There Colonial will be up against the overwhelmingly dominant ANZ group. But Swanson says Colonial’s experience in venturing into the life business in Asia — where they started at number 50 and are now in the top ten — makes him confident on the company’s future as an influential regional banking organization. In Asia, they did their homework. “I think the general approach of ‘what we do in Fiji we will do in Samoa’ almost guarantees you to fail,” Swanson says. “What we need to do is work out exactly what is needed in Samoa and then we will be successful.”
In Fiji, Colonial has 15,000 shareholders, 85,000 policyholders and about 150,000 banking customers. Like every other business in Fiji, Colonial was scarred by the political unrest following a coup in May 2000, but unlike most other businesses it has come out of that experience rather well. In the six months to December 31, 2000 its profit of F$2.43 million was 1 percent up compared to the last half of 1999. “We actually think a 1 percent profit improvement was an exceptional result in view of what happened,” Swanson says.
“What happened last year was interesting, We increased our advertising after May 19 (the day of the coup) and we stayed open all the time. We were the only financial services business to do that, and I think people really appreciated that.”
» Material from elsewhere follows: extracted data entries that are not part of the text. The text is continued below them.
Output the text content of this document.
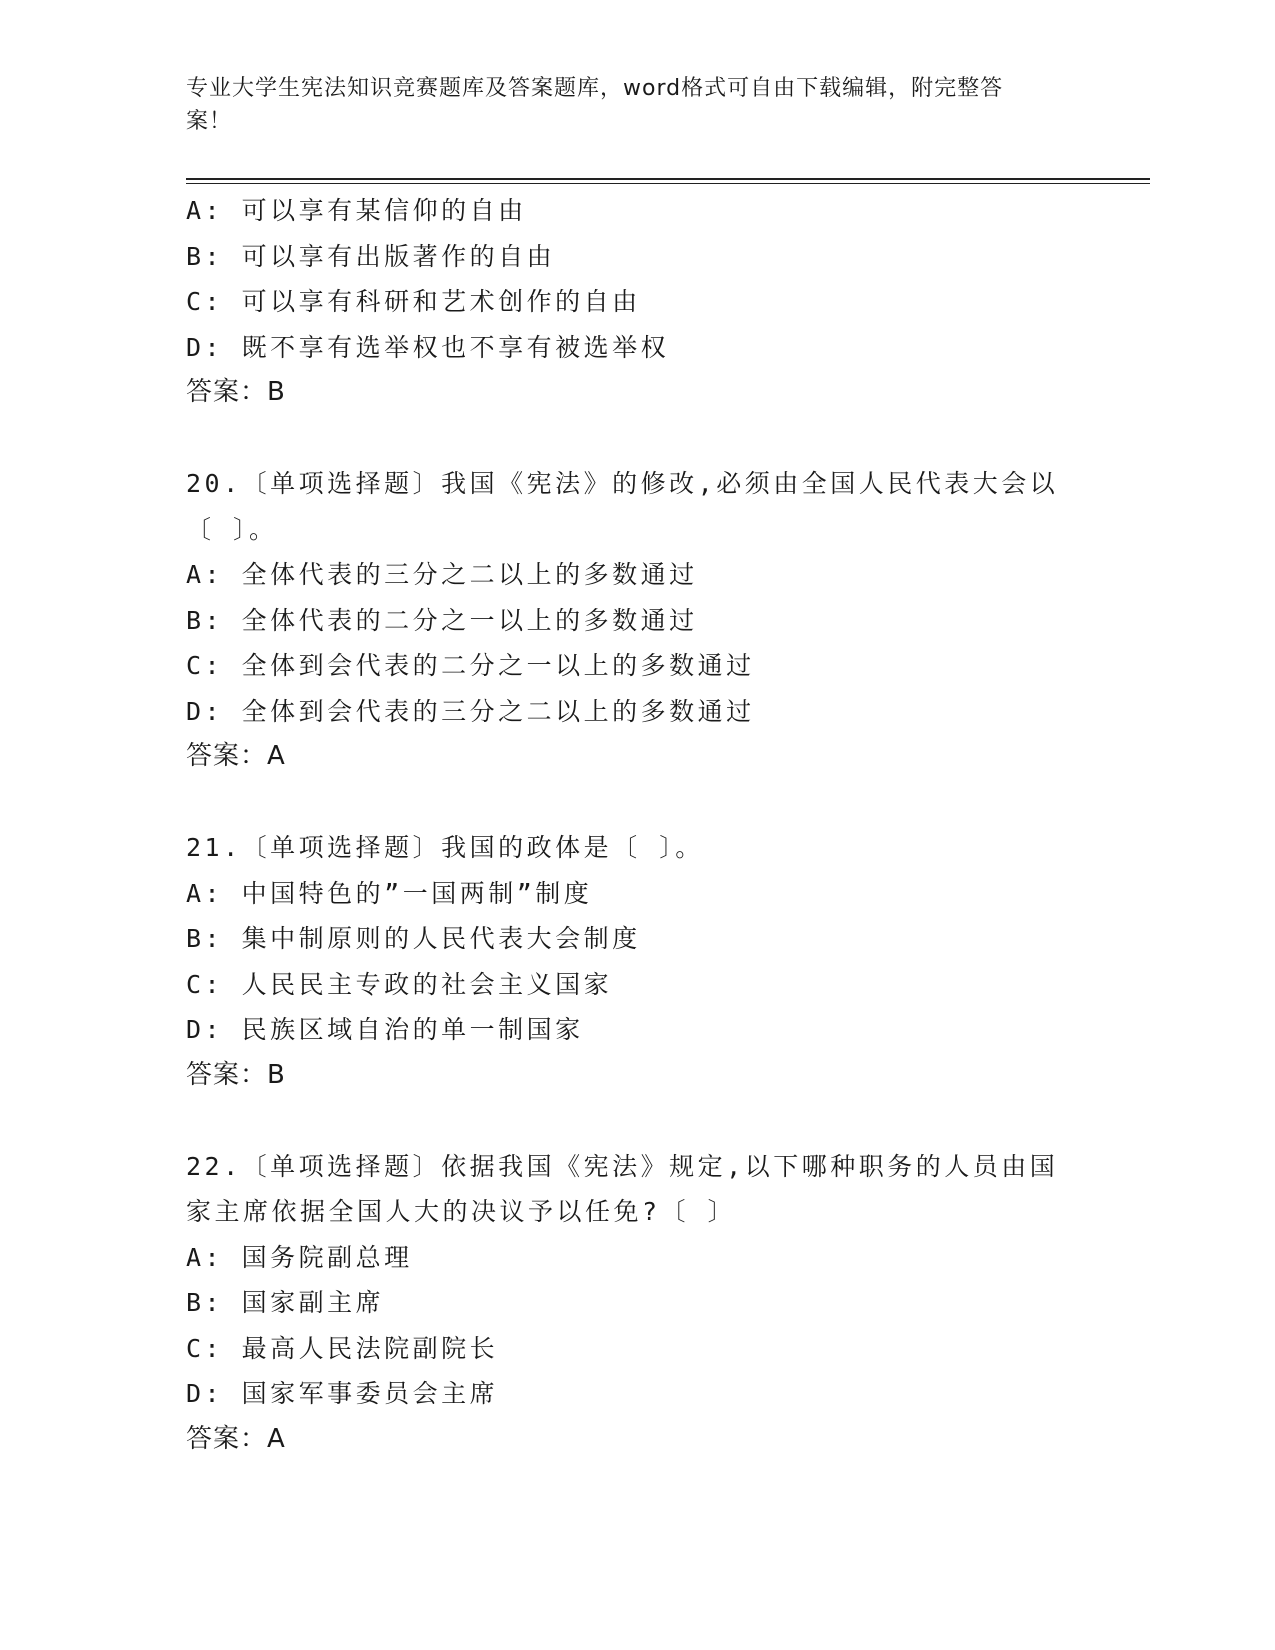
专业大学生宪法知识竞赛题库及答案题库，word格式可自由下载编辑，附完整答
案！
A: 可以享有某信仰的自由
B: 可以享有出版著作的自由
C: 可以享有科研和艺术创作的自由
D: 既不享有选举权也不享有被选举权
答案：B
20.〔单项选择题〕我国《宪法》的修改,必须由全国人民代表大会以
〔 〕。
A: 全体代表的三分之二以上的多数通过
B: 全体代表的二分之一以上的多数通过
C: 全体到会代表的二分之一以上的多数通过
D: 全体到会代表的三分之二以上的多数通过
答案：A
21.〔单项选择题〕我国的政体是〔 〕。
A: 中国特色的”一国两制”制度
B: 集中制原则的人民代表大会制度
C: 人民民主专政的社会主义国家
D: 民族区域自治的单一制国家
答案：B
22.〔单项选择题〕依据我国《宪法》规定,以下哪种职务的人员由国
家主席依据全国人大的决议予以任免?〔 〕
A: 国务院副总理
B: 国家副主席
C: 最高人民法院副院长
D: 国家军事委员会主席
答案：A
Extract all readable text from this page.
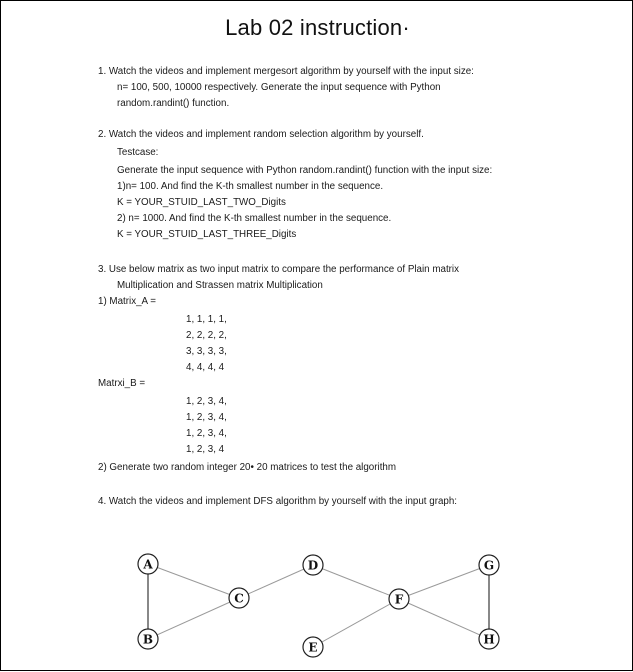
Lab 02 instruction·
1. Watch the videos and implement mergesort algorithm by yourself with the input size:
n= 100, 500, 10000 respectively. Generate the input sequence with Python
random.randint() function.
2. Watch the videos and implement random selection algorithm by yourself.
Testcase:
Generate the input sequence with Python random.randint() function with the input size:
1)n= 100. And find the K-th smallest number in the sequence.
K = YOUR_STUID_LAST_TWO_Digits
2) n= 1000. And find the K-th smallest number in the sequence.
K = YOUR_STUID_LAST_THREE_Digits
3. Use below matrix as two input matrix to compare the performance of Plain matrix
Multiplication and Strassen matrix Multiplication
1) Matrix_A =
1, 1, 1, 1,
2, 2, 2, 2,
3, 3, 3, 3,
4, 4, 4, 4
Matrxi_B =
1, 2, 3, 4,
1, 2, 3, 4,
1, 2, 3, 4,
1, 2, 3, 4
2) Generate two random integer 20• 20 matrices to test the algorithm
4. Watch the videos and implement DFS algorithm by yourself with the input graph:
A
B
C
D
E
F
G
H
The Fiji Government has decided to license a commercially operated superannuation fund as competition for the Fiji National Provident Fund, to which most wage earners compulsorily belong. Colonial is interested in that but Swanson says: “The government needs to create a regulatory environment which allows competition. What is at issue is their regulation as it pertains to investment of funds rather than administration.
“What we have is a financial system worth F$5,500 million. It needs to be freed up because there is a lack of equity in the whole South Pacific not just in Fiji.”